Eva Van den Bussche (KU Leuven)
Eva Van den Bussche
Eva Van den Bussche is currently a research professor at KU Leuven, Belgium. She received her PhD in Psychology from KU Leuven in 2009. During her postdoc period with a fellowship of the Research Foundation-Flanders (FWO), she visited the Université Paris Descartes as a postdoc fellow. Afterwards, she accepted an assistant professorship position at the Vrije Universiteit Brussel in 2010 and worked at the University of Essex as a visiting lecturer. In 2018, Eva moved back to KU Leuven, where she was awarded a highly competitive associate research professorship (BOFZAP). In 2021 she was promoted to professor. Eva's research group investigates cognitive control, both from a fundamental and a more clinical/developmental angle, using experimental and neuroimaging methods and advocating an open science policy. Their goal is to place cognitive control in a broader context, incorporating task-related, dynamic, social and developmental aspects of cognitive control exertion, ultimately bringing us closer to how cognitive control functions in everyday life. Since January 2025, Eva assumed the role as chair of the Governing Board of the Psychonomic Society.

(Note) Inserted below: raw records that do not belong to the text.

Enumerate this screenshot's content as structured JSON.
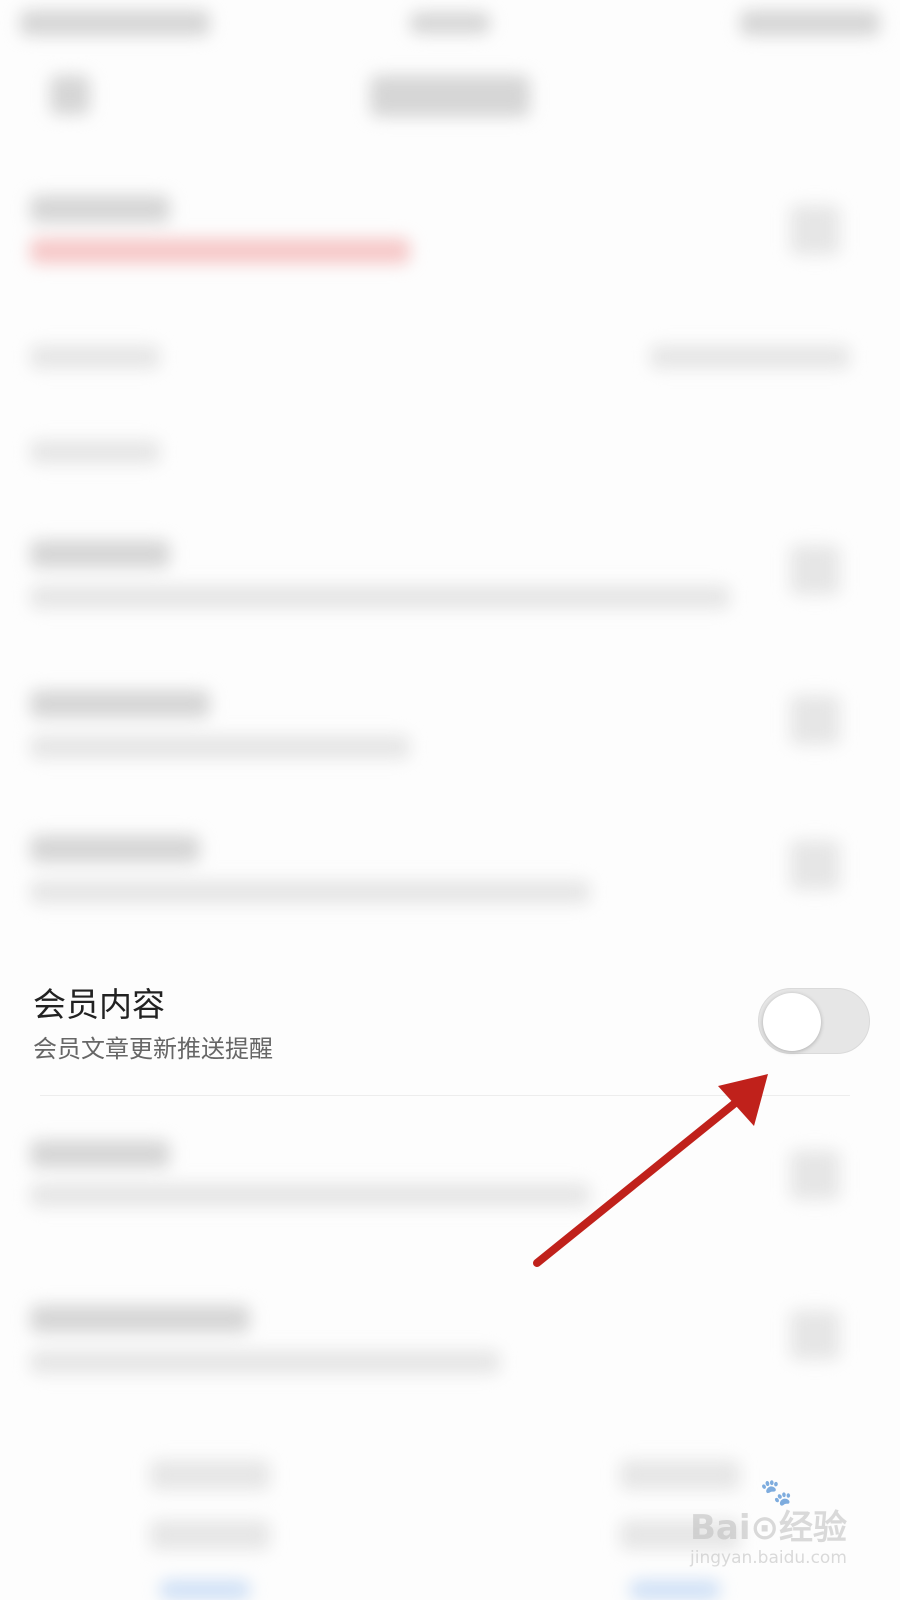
{
  "member_content": {
    "title": "会员内容",
    "subtitle": "会员文章更新推送提醒",
    "toggle_on": false
  },
  "watermark": {
    "logo": "Bai⊙经验",
    "url": "jingyan.baidu.com"
  },
  "colors": {
    "arrow": "#c0211b",
    "toggle_track_off": "#e6e6e6"
  }
}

Tom Verguts (Ghent University)
Tom Verguts
Tom Verguts is a professor at the Department of Experimental Psychology at Ghent University. His research interest is in how “high level” cognitive processes develop and are shaped by learning. He studies this with behavioral, neuroscientific, and computational approaches.

Senne Braem (Ghent University)
Senne Braem
Senne Braem is an associate professor at the Department of Experimental Psychology at Ghent University, Belgium. Senne’s research focuses on the interactions between cognitive control (or “executive functions”) and different forms of learning, such as reinforcement learning, associative learning, fear conditioning, or learning via instructions. Together with his team, they study the learning of these arguably higher-order functions through designing and using different behavioral paradigms, sometimes combined with neuroimaging methods or computational modelling. Senne’s work has also tried to study the relevance of these functions for cognitive training and better understanding different clinical conditions, primarily autism.

Martin Finn (Ghent University)
Martin Finn
Martin's research interests include analyses of complex behavior, relational responding, and how exploring these issues informs our understanding of applied domains. Other areas that contribute to forwarding my primary research interests include the procedural features of implicit measures, measurement and experimental manipulation of implicit attitudes, functional psychology and learning psychology.

Matthias Raemaekers (Ghent University)
Matthias Raemaekers
Matthias' work at the learning and implicit processes lab involves the study of learning from a functional-cognitive perspective. Currently, we are investigating complex learning effects (i.e., changes in behavior that are due to the joint effect of multiple regularities, or regularities in the presence of regularities, in the environment), including the functions that relations can have in relational learning effects and the moderators of these functions. I am also interested in the possible practical applications of this work on relational learning (e.g., relational training to increase scholastic aptitude or symbolic thinking in ASD), as well as implications for research in cognitive psychology. Furthermore, for my doctoral project, we aim to interface functional learning psychology with computational reinforcement learning models, to address the limitations of these models as well as suggest improvements, additions and predictions from a functional perspective.